Unfortunately these are not typical day-to-day engineering tasks for most people. You are not scaffolding new MVPs or refactoring large existing codebases each day (unless you are an AI influencer). Most daily work is messy brownfield work in more complex codebases with a lot of implicit context. In those settings agents are still extremely useful, but I would estimate the average productivity gain to be closer to 1-2x, not 10x. While it doesn’t happen often, I have had a couple sessions where agents failed spectacularly because the task or context was underspecified and I spent more time cleaning up the output than I would have coding it myself. The challenge is that it’s not obvious upfront what exact context an agent needs and what it figures out by itself.

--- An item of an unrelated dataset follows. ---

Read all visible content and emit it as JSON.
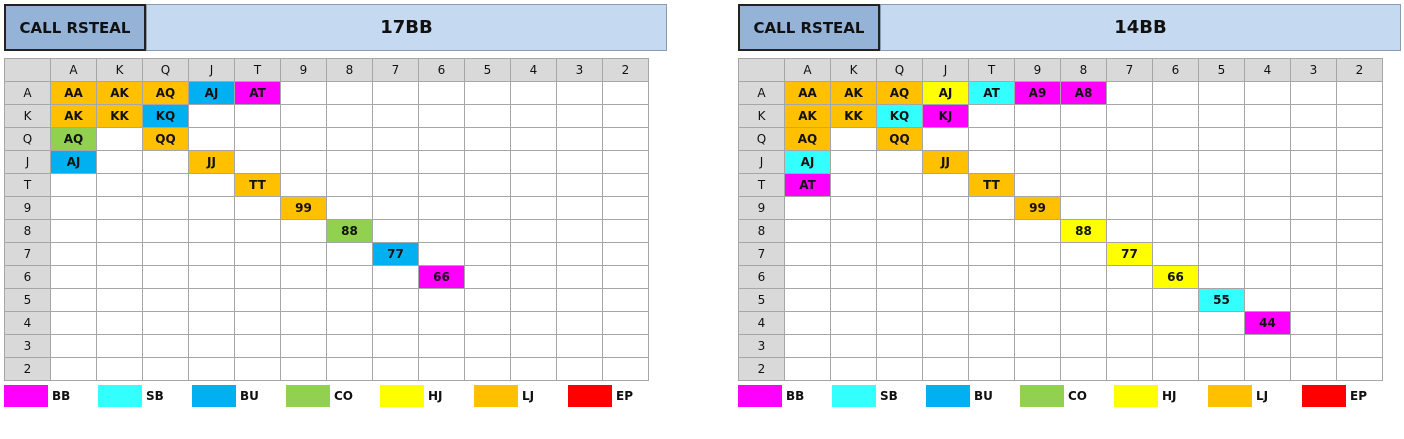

I do expect that guardrails optimized for agentic coding will become a more important part of writing code. Strongly typed languages and compilers are at an advantage because they give immediate feedback. Dynamic languages still work well with the right tooling, but optional type checkers like mypy are often easier to skip, harder to enforce consistently, and noisier in prompts. Tests, especially higher-level integration tests (or behavior specifications) that can survive larger refactors and act as a type of documentation, have also been quite helpful. Maybe we will see a bit of a comeback of the kind of behavior-driven development that was popular in the 2000s.

Conclusion #

Only LLMs write conclusions these days.